Cryptominer Found Embedded in AWS Community AMI
Researchers advise Amazon Web Services users running Community Amazon Machine Images to verify them for potentially malicious code.
Security researchers urge AWS customers running Elastic Cloud Compute (EC2) instances based on community Amazon Machine Images (AMIs) to check for potentially malicious embedded code, following their discovery of a cryptominer lurking inside a Community AMI.
An AMI is a template with a software configuration – an operating system, application server, and applications – needed to launch a virtual machine. From an AMI, users launch an instance, or a copy of the AMI running as a virtual server in the cloud. Users can launch multiple instances from one AMI when they need multiple instances with the same configuration, or they can use different AMIs to launch instances when different configurations are needed.
AMIs vary depending on users' needs, and there are different ways to get them through Amazon. One is the AWS Marketplace, where users can buy AMIs or pay per use for them. These AMIs are verified by Amazon and can only be published by preapproved users. Amazon EC2 integrates with Marketplace so developers can charge other EC2 users for AMI usage.
Amazon EC2 lets users create community AMIs by making them public so they're shared with other AWS accounts. Someone who creates a community AMI can allow all AWS accounts to launch the AMI, or only allow a few specific accounts. Those who launch a community AMI don't pay for the AMI itself but for the compute and storage resources used on that machine.
"If I want a Windows Server, I can get a new, clean Amazon EC2 instance, install Windows Server on it, get everything done myself, or I can go and get an AMI that does all this for me, and all I need to do is pay and get the machine up and running," says Ofer Maor, cofounder and CTO at incident response-as-a-service firm Mitiga, where experts discovered this problem.
Users may choose a community AMI as a cost-conscious solution; however, Maor says the more likely scenario is they find the exact thing they're looking for in a community AMI. It's important they balance cost savings and convenience with risks posed by potentially malicious binaries. Unlike the Marketplace AMIs, community AMIs are not verified by Amazon.
This is the crux of an advisory from Mitiga, which works with businesses running hybrid or full cloud environments. Experts were doing an incident investigation for a financial institution when they needed to look at some Windows 2008 Server machines.
"We came across this machine, we did some tests on it, and while we're working on it we realized something's fishy," Maor explains. "It was slow ... when we started looking, we noticed it was using way more compute resources than it was supposed to use."
Investigation revealed an active Monero cryptominer running in one of the organization's EC2 servers. It's a "pretty cool attack," he says. Someone gave the community a free resource that mines for cryptocurrency in the background. The main issue today in mining for cryptocurrency is the amount of resources used.
"This way, whoever ran this AMI ... is paying for the compute, but the mined cryptocurrency goes to the attacker," Maor explains.

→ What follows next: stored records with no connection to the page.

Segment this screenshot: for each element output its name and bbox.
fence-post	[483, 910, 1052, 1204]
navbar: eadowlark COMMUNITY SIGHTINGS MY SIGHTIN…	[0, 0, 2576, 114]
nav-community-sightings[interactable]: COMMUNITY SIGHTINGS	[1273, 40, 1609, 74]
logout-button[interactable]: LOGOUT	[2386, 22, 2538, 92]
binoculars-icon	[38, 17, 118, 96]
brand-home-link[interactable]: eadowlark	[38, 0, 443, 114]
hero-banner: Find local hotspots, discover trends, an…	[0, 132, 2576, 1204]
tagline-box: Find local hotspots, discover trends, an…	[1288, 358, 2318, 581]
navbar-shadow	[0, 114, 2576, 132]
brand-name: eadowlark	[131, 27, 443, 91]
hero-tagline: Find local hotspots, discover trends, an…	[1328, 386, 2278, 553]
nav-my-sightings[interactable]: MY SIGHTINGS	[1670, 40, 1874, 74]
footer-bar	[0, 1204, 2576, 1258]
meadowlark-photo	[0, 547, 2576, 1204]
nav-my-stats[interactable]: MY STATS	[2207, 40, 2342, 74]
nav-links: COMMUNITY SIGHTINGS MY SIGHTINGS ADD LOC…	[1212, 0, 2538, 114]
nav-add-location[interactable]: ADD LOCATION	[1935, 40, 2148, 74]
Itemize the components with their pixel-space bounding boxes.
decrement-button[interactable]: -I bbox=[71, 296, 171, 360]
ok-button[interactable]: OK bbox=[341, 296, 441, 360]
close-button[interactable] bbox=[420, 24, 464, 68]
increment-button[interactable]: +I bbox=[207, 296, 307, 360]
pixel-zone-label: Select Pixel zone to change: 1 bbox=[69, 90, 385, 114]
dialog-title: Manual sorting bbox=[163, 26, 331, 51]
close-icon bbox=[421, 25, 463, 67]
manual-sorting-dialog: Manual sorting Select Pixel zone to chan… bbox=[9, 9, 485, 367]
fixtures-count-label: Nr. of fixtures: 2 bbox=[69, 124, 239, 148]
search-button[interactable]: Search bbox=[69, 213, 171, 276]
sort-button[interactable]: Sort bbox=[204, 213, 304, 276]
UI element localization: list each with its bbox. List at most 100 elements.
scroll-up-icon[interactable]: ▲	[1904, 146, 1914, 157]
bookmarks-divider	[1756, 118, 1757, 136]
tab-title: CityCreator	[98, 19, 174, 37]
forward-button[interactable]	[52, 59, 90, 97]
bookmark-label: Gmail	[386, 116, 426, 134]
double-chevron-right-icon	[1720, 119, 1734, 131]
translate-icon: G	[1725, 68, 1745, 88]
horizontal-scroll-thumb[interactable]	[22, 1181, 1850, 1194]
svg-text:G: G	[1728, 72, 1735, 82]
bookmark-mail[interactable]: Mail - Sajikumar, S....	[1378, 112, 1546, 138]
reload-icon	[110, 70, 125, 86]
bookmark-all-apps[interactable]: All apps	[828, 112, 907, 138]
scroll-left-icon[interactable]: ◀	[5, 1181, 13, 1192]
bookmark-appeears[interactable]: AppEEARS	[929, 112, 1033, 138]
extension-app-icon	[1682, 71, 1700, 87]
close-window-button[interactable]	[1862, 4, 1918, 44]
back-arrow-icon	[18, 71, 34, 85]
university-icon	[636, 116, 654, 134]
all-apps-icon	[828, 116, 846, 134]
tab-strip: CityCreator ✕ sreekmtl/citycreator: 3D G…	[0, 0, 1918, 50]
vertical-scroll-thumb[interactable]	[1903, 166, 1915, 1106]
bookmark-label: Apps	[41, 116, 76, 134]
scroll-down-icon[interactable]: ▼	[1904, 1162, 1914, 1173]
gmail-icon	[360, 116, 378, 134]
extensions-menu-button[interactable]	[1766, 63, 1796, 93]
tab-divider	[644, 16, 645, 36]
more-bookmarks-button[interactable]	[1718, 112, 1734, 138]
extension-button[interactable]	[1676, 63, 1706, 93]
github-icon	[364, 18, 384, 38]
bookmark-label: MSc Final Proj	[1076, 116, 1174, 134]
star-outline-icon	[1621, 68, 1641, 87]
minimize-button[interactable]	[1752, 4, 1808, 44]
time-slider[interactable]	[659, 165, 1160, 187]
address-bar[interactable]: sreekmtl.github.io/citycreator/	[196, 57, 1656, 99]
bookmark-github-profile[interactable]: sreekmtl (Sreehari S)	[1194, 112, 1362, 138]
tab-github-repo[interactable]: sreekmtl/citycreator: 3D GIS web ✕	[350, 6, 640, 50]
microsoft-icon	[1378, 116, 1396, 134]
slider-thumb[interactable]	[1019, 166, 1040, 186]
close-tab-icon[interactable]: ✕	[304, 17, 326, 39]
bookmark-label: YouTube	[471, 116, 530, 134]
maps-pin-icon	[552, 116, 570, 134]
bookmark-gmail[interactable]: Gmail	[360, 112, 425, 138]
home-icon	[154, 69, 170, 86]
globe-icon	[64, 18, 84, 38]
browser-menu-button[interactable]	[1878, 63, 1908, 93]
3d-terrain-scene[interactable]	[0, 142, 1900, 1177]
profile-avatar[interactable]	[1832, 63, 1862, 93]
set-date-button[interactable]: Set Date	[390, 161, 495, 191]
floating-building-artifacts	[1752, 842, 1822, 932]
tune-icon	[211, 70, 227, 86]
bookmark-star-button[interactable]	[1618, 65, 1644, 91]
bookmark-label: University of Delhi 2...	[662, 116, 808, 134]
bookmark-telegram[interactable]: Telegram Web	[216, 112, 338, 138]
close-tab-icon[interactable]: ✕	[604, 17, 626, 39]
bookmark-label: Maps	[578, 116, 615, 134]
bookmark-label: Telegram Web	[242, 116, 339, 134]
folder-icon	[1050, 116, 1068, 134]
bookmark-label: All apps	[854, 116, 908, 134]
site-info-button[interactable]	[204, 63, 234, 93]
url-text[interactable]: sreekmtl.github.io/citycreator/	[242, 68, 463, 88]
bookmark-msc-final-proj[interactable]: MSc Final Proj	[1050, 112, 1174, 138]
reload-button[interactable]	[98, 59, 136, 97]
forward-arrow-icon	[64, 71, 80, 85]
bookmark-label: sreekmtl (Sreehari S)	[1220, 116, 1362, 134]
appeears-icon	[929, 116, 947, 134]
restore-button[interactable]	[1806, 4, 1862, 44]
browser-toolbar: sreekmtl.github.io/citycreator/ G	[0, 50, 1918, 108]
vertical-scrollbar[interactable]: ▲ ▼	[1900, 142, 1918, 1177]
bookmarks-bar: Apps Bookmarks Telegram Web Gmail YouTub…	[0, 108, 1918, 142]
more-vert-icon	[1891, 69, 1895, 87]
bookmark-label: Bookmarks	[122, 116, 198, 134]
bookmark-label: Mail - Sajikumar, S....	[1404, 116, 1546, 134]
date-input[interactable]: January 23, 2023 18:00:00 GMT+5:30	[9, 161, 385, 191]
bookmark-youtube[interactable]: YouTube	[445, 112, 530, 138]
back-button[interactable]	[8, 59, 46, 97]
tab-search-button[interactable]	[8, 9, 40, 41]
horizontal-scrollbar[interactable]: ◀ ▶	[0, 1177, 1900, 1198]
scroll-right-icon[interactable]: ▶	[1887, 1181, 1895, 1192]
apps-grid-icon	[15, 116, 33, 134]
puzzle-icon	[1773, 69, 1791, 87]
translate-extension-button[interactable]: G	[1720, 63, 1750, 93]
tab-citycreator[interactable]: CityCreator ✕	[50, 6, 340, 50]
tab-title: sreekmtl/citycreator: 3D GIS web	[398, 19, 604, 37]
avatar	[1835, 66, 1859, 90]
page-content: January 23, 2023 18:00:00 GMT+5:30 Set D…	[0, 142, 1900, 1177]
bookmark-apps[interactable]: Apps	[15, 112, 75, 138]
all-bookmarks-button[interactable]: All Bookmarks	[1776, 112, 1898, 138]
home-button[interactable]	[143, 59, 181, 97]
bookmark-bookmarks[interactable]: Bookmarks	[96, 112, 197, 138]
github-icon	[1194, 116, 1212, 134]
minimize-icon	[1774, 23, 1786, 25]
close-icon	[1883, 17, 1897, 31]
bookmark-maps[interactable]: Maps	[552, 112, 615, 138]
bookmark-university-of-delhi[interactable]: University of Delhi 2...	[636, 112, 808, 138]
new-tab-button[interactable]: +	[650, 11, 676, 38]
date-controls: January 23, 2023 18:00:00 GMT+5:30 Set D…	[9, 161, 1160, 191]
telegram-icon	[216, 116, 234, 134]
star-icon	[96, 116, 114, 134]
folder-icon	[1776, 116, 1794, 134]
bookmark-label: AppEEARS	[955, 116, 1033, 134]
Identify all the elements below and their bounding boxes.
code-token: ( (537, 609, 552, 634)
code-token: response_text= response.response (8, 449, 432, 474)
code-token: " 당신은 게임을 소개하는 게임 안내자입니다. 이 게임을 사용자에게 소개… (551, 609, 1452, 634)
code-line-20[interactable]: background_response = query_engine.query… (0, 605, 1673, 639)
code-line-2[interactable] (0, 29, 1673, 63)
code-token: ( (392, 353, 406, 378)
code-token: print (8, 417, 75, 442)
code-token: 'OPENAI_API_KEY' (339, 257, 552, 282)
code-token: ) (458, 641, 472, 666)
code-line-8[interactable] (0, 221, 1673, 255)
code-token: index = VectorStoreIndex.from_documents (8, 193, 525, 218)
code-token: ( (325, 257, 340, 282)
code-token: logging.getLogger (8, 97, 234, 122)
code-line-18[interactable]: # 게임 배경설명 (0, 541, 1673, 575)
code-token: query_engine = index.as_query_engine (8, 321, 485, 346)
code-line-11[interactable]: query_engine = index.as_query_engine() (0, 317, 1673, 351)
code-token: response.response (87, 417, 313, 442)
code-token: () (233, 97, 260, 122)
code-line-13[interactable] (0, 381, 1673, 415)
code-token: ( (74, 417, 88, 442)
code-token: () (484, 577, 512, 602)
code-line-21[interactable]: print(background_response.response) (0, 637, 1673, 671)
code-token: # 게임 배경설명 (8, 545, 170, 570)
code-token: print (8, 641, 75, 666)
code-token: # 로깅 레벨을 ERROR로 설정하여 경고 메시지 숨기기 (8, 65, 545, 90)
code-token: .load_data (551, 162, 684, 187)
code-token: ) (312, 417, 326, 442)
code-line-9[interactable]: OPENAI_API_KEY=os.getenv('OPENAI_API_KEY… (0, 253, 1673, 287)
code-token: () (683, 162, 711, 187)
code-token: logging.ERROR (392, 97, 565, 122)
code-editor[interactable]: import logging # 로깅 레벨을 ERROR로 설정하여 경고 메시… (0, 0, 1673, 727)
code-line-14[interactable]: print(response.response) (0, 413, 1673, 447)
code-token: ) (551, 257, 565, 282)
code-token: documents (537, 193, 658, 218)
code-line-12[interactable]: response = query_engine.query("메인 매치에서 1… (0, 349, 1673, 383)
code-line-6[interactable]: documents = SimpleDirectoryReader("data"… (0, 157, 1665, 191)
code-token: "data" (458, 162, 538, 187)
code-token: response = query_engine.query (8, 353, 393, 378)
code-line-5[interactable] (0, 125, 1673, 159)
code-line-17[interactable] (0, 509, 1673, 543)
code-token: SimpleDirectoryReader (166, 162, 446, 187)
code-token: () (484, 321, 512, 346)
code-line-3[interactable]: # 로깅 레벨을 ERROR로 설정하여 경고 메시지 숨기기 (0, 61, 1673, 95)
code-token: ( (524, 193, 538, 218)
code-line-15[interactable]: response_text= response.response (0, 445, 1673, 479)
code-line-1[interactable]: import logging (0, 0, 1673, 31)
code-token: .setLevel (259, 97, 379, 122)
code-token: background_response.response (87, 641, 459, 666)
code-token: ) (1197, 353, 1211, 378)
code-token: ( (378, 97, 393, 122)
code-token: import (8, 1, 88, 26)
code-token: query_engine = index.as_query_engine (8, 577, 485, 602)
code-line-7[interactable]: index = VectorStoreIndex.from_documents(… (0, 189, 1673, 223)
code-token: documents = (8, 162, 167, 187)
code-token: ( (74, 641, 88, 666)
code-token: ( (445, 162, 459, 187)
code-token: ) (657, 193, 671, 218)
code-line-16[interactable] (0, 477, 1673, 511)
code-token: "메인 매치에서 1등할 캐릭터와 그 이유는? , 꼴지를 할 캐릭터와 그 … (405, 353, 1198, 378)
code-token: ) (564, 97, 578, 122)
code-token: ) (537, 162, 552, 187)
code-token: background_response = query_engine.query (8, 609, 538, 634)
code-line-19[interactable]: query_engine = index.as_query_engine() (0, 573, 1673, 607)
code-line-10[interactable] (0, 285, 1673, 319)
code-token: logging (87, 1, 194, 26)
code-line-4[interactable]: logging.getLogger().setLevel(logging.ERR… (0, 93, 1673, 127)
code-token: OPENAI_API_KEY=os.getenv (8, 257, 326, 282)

A larger company may never pay attention to this extra compute because its Amazon account could cost hundreds of thousands of dollars already.
Mitiga estimates this AMI has been around for five years and the cryptominer was running in it from the beginning. It seems the adversaries who published this AMI designed it to bill AWS customers for compute while extracting cryptocurrency.
While the team hasn't explored the thousands of AMIs available, they believe this problem could likely exist in others. "I've been doing security for 25 years, and experience shows whenever there's something that can be done, it's being done," Maor says. And this isn't a difficult attack to pull off – an intruder would only need an understanding of how the cloud works.
The potential for attack is far more troubling than cryptomining, researchers note in a writeup of their findings. For example, it's possible someone could install a backdoor enabling them to connect to a Windows machine and move throughout the target environment. Alternatively, that person could plant ransomware with a delayed trigger.
"There is no real verification or control of what goes into community AMIs," Maor says.
Given the ease of making malicious AMIs available for public use, Mitiga is publishing an advisory to warn community AMI users of this potential threat. It advises verifying instances for malicious code or terminating them altogether to seek AMIs from trusted sources instead. Maor notes Marketplace is the safer way to go, as those who can put AMIs on the Marketplace must be verified by Amazon and go through a partnership program.